Still stuck in the hospital. Probably they will not let me out until my neutrophils hit 0.6. So yesterday's 0.4 and today's 0.3 look like setbacks. Still, the average case starts seeing a neutrophil rebound on day 21, which will be tomorrow.

That's an average, so I might be slower, but I do think it's coming soon. I've felt stronger today and yesterday.
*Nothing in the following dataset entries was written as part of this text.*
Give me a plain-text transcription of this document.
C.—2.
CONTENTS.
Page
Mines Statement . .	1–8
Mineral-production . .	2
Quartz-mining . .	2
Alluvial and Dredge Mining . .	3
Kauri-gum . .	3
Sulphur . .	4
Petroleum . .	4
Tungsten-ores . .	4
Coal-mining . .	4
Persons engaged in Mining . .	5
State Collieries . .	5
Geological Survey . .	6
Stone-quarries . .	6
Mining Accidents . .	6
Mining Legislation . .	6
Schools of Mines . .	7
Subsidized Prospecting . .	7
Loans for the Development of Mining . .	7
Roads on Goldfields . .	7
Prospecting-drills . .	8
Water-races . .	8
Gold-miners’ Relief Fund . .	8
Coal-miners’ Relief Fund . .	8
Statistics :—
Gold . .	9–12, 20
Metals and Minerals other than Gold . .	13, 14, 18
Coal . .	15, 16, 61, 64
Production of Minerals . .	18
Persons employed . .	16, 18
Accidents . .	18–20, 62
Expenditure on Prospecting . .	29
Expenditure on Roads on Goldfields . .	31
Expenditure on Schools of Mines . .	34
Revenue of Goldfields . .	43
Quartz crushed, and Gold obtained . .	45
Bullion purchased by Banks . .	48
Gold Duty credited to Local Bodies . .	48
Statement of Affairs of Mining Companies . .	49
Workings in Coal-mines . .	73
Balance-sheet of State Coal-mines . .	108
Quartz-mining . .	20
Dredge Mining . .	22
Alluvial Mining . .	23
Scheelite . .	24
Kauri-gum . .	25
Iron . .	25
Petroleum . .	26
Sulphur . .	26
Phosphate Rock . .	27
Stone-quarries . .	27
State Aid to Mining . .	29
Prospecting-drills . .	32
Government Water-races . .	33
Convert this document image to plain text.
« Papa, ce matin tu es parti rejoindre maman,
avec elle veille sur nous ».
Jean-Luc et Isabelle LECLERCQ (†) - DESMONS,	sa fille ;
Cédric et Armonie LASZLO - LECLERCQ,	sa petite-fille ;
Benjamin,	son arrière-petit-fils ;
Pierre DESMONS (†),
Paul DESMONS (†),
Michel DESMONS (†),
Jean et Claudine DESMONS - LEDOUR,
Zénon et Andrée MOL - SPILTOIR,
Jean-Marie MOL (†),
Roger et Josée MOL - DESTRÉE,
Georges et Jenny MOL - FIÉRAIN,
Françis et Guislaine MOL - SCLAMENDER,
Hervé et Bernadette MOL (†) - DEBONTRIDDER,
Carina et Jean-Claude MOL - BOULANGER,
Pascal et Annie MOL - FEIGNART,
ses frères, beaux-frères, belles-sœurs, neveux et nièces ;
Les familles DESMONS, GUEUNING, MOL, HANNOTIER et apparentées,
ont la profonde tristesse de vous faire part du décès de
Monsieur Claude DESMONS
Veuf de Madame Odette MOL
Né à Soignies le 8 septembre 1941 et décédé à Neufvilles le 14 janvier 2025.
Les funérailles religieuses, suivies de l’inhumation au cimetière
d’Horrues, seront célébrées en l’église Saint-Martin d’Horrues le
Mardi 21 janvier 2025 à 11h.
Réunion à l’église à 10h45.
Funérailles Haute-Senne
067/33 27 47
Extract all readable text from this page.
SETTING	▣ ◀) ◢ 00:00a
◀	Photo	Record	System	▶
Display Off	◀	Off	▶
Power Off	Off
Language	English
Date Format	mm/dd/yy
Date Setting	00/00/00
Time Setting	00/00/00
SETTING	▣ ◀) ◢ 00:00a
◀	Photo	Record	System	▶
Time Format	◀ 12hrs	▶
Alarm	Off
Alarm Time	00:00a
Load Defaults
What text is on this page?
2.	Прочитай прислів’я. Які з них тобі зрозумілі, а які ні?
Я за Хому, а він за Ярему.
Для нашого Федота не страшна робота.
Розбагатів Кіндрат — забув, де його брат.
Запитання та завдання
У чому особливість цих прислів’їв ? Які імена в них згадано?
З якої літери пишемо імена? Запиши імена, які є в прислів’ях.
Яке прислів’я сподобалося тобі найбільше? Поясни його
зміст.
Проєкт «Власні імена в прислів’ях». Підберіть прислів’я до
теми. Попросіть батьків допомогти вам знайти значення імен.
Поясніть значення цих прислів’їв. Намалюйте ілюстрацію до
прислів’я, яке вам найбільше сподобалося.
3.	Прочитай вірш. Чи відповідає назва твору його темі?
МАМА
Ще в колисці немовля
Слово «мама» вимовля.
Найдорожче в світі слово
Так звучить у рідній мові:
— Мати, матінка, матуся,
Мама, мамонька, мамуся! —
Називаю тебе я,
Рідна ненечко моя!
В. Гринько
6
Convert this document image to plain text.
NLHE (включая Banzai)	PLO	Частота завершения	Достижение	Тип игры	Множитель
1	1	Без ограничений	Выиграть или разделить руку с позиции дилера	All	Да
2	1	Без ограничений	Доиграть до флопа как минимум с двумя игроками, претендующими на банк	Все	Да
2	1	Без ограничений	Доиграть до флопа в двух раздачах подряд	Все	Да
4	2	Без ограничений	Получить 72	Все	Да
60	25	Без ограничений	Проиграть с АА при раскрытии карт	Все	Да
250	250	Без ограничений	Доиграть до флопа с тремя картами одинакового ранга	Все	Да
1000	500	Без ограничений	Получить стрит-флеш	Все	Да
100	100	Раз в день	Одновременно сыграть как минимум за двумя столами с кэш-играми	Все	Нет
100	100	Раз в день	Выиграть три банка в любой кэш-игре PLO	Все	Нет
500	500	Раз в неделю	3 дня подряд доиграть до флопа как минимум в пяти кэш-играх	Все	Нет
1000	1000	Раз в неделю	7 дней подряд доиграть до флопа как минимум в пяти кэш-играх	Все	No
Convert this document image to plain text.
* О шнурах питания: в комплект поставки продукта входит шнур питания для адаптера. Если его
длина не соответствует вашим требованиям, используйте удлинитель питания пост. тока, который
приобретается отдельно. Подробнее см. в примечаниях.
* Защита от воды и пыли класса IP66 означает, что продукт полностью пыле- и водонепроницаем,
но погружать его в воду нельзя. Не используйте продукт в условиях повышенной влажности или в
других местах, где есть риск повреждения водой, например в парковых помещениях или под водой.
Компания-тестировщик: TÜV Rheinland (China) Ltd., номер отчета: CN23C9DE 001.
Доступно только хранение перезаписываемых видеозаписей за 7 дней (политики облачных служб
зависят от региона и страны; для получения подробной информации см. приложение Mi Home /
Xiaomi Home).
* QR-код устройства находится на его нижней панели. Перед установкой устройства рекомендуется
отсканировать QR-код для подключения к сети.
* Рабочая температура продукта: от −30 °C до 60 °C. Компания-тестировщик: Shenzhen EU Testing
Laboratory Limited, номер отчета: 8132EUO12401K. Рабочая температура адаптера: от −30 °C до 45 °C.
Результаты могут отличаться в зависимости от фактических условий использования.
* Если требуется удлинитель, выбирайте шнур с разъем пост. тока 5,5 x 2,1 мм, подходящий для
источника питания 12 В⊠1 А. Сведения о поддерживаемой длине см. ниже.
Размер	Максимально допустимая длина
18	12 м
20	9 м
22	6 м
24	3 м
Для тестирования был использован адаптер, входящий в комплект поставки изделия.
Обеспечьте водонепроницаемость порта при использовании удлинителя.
And the real harbinger is the platelets at 133, up 23 points from just 2 days ago. The platelet concentration dropped for a while after my transfusion, but that's because they were diluted by the new red blood. (All the measures are X per unit of volume, so if you add one thing the concentration of everything else drops.) Since platelets are the first cell line to come back after chemo, this is a very good sign.

Finally got a nurse who really responded to my request for people to stay the f- out of my room in the middle of the night, so I slept OK between 11:30 and 6:40, and then went back to sleep until 9 even with a few further interruptions for blood draw, vitals, and pills.

On the pneumonia, still waiting for a final call. The infectious disease doc says the high-res CT shows a slight improvement over the NIH scan from 2.5 weeks ago. That's good news. The problem is that it's not definitive for fungal vs. bacterial pneumonia. The CT people lean heavily toward bacterial, but there is some nodularity that could indicate fungi. My ID doc is discussing today with a pneumonia specialist, but she thinks they will probably keep me on VFend (antifungal) for a while just in case.

This drug's nasty side effect is "visual disturbances." For me, that meant reading along on a black and white page and suddenly seeing everything highlighted in gray. It looked so much like MS Word highlighting that I actually held the page up to the light backwards to see if the highlighting was real. Then colors became lighter and somewhat attenuated, and everything shimmered slightly. Fortunately this only lasted about an hour. Another, much more fun effect appeared when going to sleep. In the half-awake state you reach on the way down, vivid color images materialized, shifted, grew. I soon realized I could control them, to a degree — distort them, morph them into new images, alter the colors. Interesting, and might make for some nice high-res color dreams. I once took mefloquine, an antimalarial, for 6 weeks and got this effect. Some of the coolest dreams of my life, much enhanced by having them in a tent under the stars of southern Madagascar.

They've backed off the VFend dose and we'll see how that goes.

Hoping to get some work done today, but I can feel a headache looming and think I'd better try to sleep some more first.

1 comment:

John C said...

Great news about the platelets! Even if the neutrophil number is a little low, sounds like your body is beginning to feel better and more "normal." Also good to know that the lung infection is getting smaller, not bigger, even if they can't yet figure out what the damn thing is.

But biggest kudos to getting them to let you sleep! In a hospital that's a virtual miracle! You may be called on by patient groups all over the country to tell them your secret.

Enjoy the hallucinations (well, as best you can) And lets hope the other counts go up soon so you can escape the joint.